London, U.K. --- (METERING.COM) --- October 6, 2008 - The number of U.K. households in fuel poverty increased to approximately 3.5 million in 2006, up by about 40 percent from 2005, according to the government’s latest fuel poverty strategy progress report.
Of these almost 80 percent were classified as vulnerable, i.e. containing an elderly person, a child or someone who is disabled or suffering from a long term illness.
Fuel poverty is defined as needing to spend more than 10 percent of the household income on fuel and in particular for heating the home to an adequate level.
This increase in fuel poverty is attributed principally to increases in consumer energy prices.

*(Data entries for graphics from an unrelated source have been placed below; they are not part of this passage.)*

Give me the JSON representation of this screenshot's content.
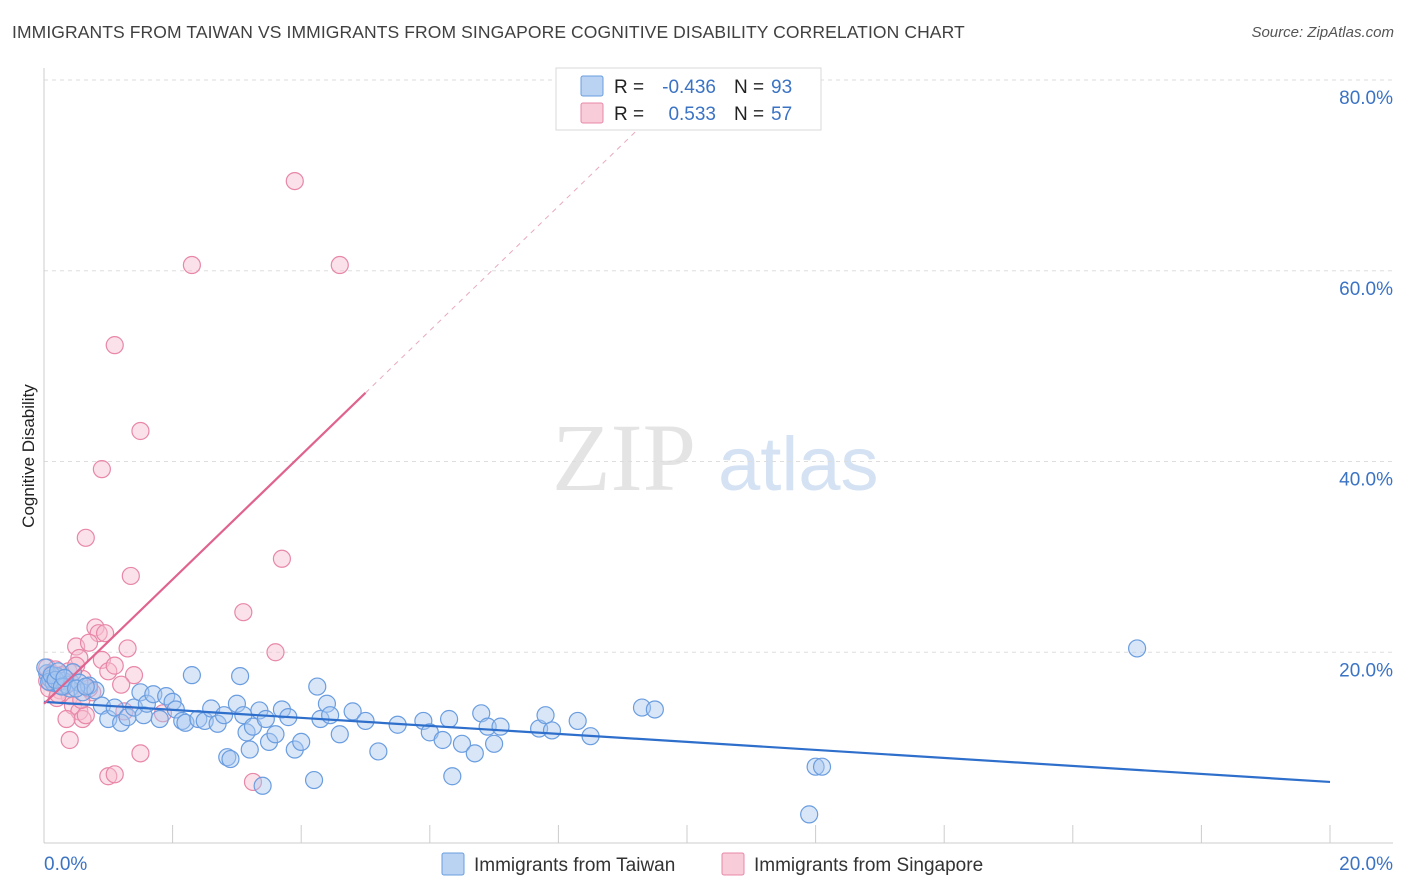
{
  "title": "IMMIGRANTS FROM TAIWAN VS IMMIGRANTS FROM SINGAPORE COGNITIVE DISABILITY CORRELATION CHART",
  "source": "Source: ZipAtlas.com",
  "watermark": {
    "zip": "ZIP",
    "atlas": "atlas"
  },
  "colors": {
    "taiwan_fill": "#a9c8f0",
    "taiwan_stroke": "#6a9de0",
    "taiwan_line": "#2f6fcc",
    "singapore_fill": "#f6bfd0",
    "singapore_stroke": "#e887a8",
    "singapore_line": "#e0638f",
    "axis_label": "#3b73c4",
    "grid": "#dddddd"
  },
  "stats_legend": {
    "rows": [
      {
        "r_label": "R =",
        "r_value": "-0.436",
        "n_label": "N =",
        "n_value": "93"
      },
      {
        "r_label": "R =",
        "r_value": "0.533",
        "n_label": "N =",
        "n_value": "57"
      }
    ]
  },
  "chart_data": {
    "type": "scatter",
    "title": "IMMIGRANTS FROM TAIWAN VS IMMIGRANTS FROM SINGAPORE COGNITIVE DISABILITY CORRELATION CHART",
    "xlabel": "",
    "ylabel": "Cognitive Disability",
    "xlim": [
      0,
      20
    ],
    "ylim": [
      0,
      80
    ],
    "x_tick_labels": [
      "0.0%",
      "20.0%"
    ],
    "y_ticks": [
      20,
      40,
      60,
      80
    ],
    "y_tick_labels": [
      "20.0%",
      "40.0%",
      "60.0%",
      "80.0%"
    ],
    "grid": true,
    "legend_position": "bottom-center",
    "series": [
      {
        "name": "Immigrants from Taiwan",
        "r": -0.436,
        "n": 93,
        "trend": {
          "x": [
            0,
            20
          ],
          "y": [
            14.8,
            6.4
          ]
        },
        "points": [
          [
            0.05,
            17.8
          ],
          [
            0.1,
            17.2
          ],
          [
            0.15,
            16.8
          ],
          [
            0.2,
            17.5
          ],
          [
            0.25,
            16.5
          ],
          [
            0.3,
            17.0
          ],
          [
            0.35,
            16.6
          ],
          [
            0.4,
            16.2
          ],
          [
            0.45,
            17.9
          ],
          [
            0.55,
            16.8
          ],
          [
            0.6,
            15.8
          ],
          [
            0.7,
            16.5
          ],
          [
            0.8,
            16.0
          ],
          [
            0.9,
            14.4
          ],
          [
            1.0,
            13.0
          ],
          [
            1.1,
            14.2
          ],
          [
            1.2,
            12.6
          ],
          [
            1.3,
            13.2
          ],
          [
            1.4,
            14.2
          ],
          [
            1.5,
            15.8
          ],
          [
            1.55,
            13.4
          ],
          [
            1.6,
            14.6
          ],
          [
            1.7,
            15.6
          ],
          [
            1.8,
            13.0
          ],
          [
            1.9,
            15.4
          ],
          [
            2.0,
            14.8
          ],
          [
            2.05,
            14.0
          ],
          [
            2.15,
            12.8
          ],
          [
            2.2,
            12.6
          ],
          [
            2.3,
            17.6
          ],
          [
            2.4,
            13.0
          ],
          [
            2.5,
            12.8
          ],
          [
            2.6,
            14.1
          ],
          [
            2.7,
            12.5
          ],
          [
            2.8,
            13.4
          ],
          [
            2.85,
            9.0
          ],
          [
            2.9,
            8.8
          ],
          [
            3.0,
            14.6
          ],
          [
            3.05,
            17.5
          ],
          [
            3.1,
            13.4
          ],
          [
            3.15,
            11.6
          ],
          [
            3.2,
            9.8
          ],
          [
            3.25,
            12.2
          ],
          [
            3.35,
            13.9
          ],
          [
            3.4,
            6.0
          ],
          [
            3.45,
            13.0
          ],
          [
            3.5,
            10.6
          ],
          [
            3.6,
            11.4
          ],
          [
            3.7,
            14.0
          ],
          [
            3.8,
            13.2
          ],
          [
            3.9,
            9.8
          ],
          [
            4.0,
            10.6
          ],
          [
            4.2,
            6.6
          ],
          [
            4.25,
            16.4
          ],
          [
            4.3,
            13.0
          ],
          [
            4.4,
            14.6
          ],
          [
            4.45,
            13.4
          ],
          [
            4.6,
            11.4
          ],
          [
            4.8,
            13.8
          ],
          [
            5.0,
            12.8
          ],
          [
            5.2,
            9.6
          ],
          [
            5.5,
            12.4
          ],
          [
            5.9,
            12.8
          ],
          [
            6.0,
            11.6
          ],
          [
            6.2,
            10.8
          ],
          [
            6.3,
            13.0
          ],
          [
            6.35,
            7.0
          ],
          [
            6.5,
            10.4
          ],
          [
            6.7,
            9.4
          ],
          [
            6.8,
            13.6
          ],
          [
            6.9,
            12.2
          ],
          [
            7.0,
            10.4
          ],
          [
            7.1,
            12.2
          ],
          [
            7.7,
            12.0
          ],
          [
            7.8,
            13.4
          ],
          [
            7.9,
            11.8
          ],
          [
            8.3,
            12.8
          ],
          [
            8.5,
            11.2
          ],
          [
            9.3,
            14.2
          ],
          [
            9.5,
            14.0
          ],
          [
            12.0,
            8.0
          ],
          [
            12.1,
            8.0
          ],
          [
            11.9,
            3.0
          ],
          [
            17.0,
            20.4
          ],
          [
            0.02,
            18.4
          ],
          [
            0.08,
            16.9
          ],
          [
            0.12,
            17.6
          ],
          [
            0.18,
            17.1
          ],
          [
            0.22,
            18.0
          ],
          [
            0.28,
            16.4
          ],
          [
            0.32,
            17.3
          ],
          [
            0.5,
            16.2
          ],
          [
            0.65,
            16.4
          ]
        ]
      },
      {
        "name": "Immigrants from Singapore",
        "r": 0.533,
        "n": 57,
        "trend": {
          "x": [
            0,
            5.0
          ],
          "y": [
            14.6,
            47.2
          ]
        },
        "trend_dashed_extension": {
          "x": [
            5.0,
            10.0
          ],
          "y": [
            47.2,
            79.8
          ]
        },
        "points": [
          [
            3.9,
            69.4
          ],
          [
            2.3,
            60.6
          ],
          [
            4.6,
            60.6
          ],
          [
            1.1,
            52.2
          ],
          [
            1.5,
            43.2
          ],
          [
            0.9,
            39.2
          ],
          [
            0.65,
            32.0
          ],
          [
            1.35,
            28.0
          ],
          [
            3.7,
            29.8
          ],
          [
            3.1,
            24.2
          ],
          [
            0.8,
            22.6
          ],
          [
            0.85,
            22.0
          ],
          [
            0.95,
            22.0
          ],
          [
            0.5,
            20.6
          ],
          [
            0.55,
            19.4
          ],
          [
            0.7,
            21.0
          ],
          [
            0.9,
            19.2
          ],
          [
            1.3,
            20.4
          ],
          [
            3.6,
            20.0
          ],
          [
            1.0,
            18.0
          ],
          [
            1.1,
            18.6
          ],
          [
            1.4,
            17.6
          ],
          [
            0.6,
            17.2
          ],
          [
            0.3,
            17.0
          ],
          [
            0.2,
            16.6
          ],
          [
            0.15,
            17.4
          ],
          [
            0.1,
            16.8
          ],
          [
            0.05,
            17.0
          ],
          [
            0.25,
            16.0
          ],
          [
            0.4,
            15.4
          ],
          [
            0.45,
            14.4
          ],
          [
            0.75,
            15.8
          ],
          [
            1.2,
            16.6
          ],
          [
            0.55,
            13.8
          ],
          [
            0.6,
            13.0
          ],
          [
            0.35,
            13.0
          ],
          [
            0.65,
            13.4
          ],
          [
            0.4,
            10.8
          ],
          [
            1.25,
            13.8
          ],
          [
            1.85,
            13.6
          ],
          [
            1.5,
            9.4
          ],
          [
            1.0,
            7.0
          ],
          [
            1.1,
            7.2
          ],
          [
            3.25,
            6.4
          ],
          [
            0.2,
            15.2
          ],
          [
            0.05,
            18.4
          ],
          [
            0.08,
            16.2
          ],
          [
            0.12,
            17.8
          ],
          [
            0.18,
            18.2
          ],
          [
            0.22,
            15.6
          ],
          [
            0.28,
            17.6
          ],
          [
            0.32,
            16.4
          ],
          [
            0.38,
            18.0
          ],
          [
            0.42,
            16.8
          ],
          [
            0.5,
            18.6
          ],
          [
            0.58,
            15.0
          ],
          [
            0.7,
            16.2
          ]
        ]
      }
    ]
  },
  "bottom_legend": [
    {
      "label": "Immigrants from Taiwan"
    },
    {
      "label": "Immigrants from Singapore"
    }
  ]
}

The overall cost of energy to domestic consumers rose by 22 percent in real terms between 2005 and 2006, with gas prices rising by 29 percent and electricity prices rising by 19 percent.
Furthermore these numbers are projected to have increased subsequently. In England in 2006 the number of households in fuel poverty was estimated around 2.4 million and is projected to have increased by 0.7 million households in 2007 and a further 0.5 million during the current year.

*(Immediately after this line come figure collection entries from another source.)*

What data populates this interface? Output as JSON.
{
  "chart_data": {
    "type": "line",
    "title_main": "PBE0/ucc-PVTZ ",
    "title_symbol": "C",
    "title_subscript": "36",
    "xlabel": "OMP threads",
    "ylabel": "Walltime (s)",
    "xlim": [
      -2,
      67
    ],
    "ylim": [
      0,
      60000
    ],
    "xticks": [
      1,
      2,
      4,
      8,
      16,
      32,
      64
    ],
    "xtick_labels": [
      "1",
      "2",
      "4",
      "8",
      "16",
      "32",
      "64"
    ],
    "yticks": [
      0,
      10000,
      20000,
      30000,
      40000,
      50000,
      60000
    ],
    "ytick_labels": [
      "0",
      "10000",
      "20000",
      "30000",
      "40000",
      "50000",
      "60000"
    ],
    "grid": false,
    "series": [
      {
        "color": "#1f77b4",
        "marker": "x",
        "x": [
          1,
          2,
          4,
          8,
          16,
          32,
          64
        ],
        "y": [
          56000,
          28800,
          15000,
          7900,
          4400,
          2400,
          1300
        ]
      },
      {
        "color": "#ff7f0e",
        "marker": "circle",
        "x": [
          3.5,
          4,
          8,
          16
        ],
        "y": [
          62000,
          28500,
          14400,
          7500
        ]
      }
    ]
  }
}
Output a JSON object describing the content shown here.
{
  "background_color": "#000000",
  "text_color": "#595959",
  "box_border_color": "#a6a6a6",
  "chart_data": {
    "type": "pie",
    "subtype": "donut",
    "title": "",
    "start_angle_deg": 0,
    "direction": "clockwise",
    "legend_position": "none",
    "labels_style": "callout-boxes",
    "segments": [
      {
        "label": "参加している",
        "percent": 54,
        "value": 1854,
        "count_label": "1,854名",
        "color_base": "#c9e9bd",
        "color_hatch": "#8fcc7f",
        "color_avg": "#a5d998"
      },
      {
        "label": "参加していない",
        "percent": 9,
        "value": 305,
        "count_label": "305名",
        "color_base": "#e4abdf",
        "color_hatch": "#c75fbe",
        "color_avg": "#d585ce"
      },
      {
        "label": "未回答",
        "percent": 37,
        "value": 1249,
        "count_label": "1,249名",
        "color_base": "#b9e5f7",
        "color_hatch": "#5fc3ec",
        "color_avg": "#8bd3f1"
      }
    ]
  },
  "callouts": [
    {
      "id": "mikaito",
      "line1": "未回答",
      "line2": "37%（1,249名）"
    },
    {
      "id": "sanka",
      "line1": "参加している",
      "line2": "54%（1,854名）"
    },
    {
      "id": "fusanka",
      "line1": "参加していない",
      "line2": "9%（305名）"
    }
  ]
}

In the report the government says it has in place a range of programs and measures to address rising energy prices, as well as the other two main factors leading to fuel poverty, namely home energy efficiency and household income. This includes a £1 billion package for energy efficiency improvements in homes and winter fuel payments to people aged 60 and over. The energy companies also have obligations to spend £2.8 billion over the next three years helping customers save energy, and the government is proposing legislation to require a further £910 million commitment towards making homes more energy efficient.
“Programs are in place, funding is available and we will continue to do everything we can to help people save money and save energy, both this winter and for the years ahead,” said environment secretary Hilary Benn, who following the release of the report was set to hold meetings with energy suppliers and the home insulation industry to discuss how to speed up work on increasing energy efficiency in U.K. homes.
The report says that of the 2.4 million fuel poor households in England, an estimated 750,000 could be lifted from fuel poverty by switching to the best supplier deal available to them.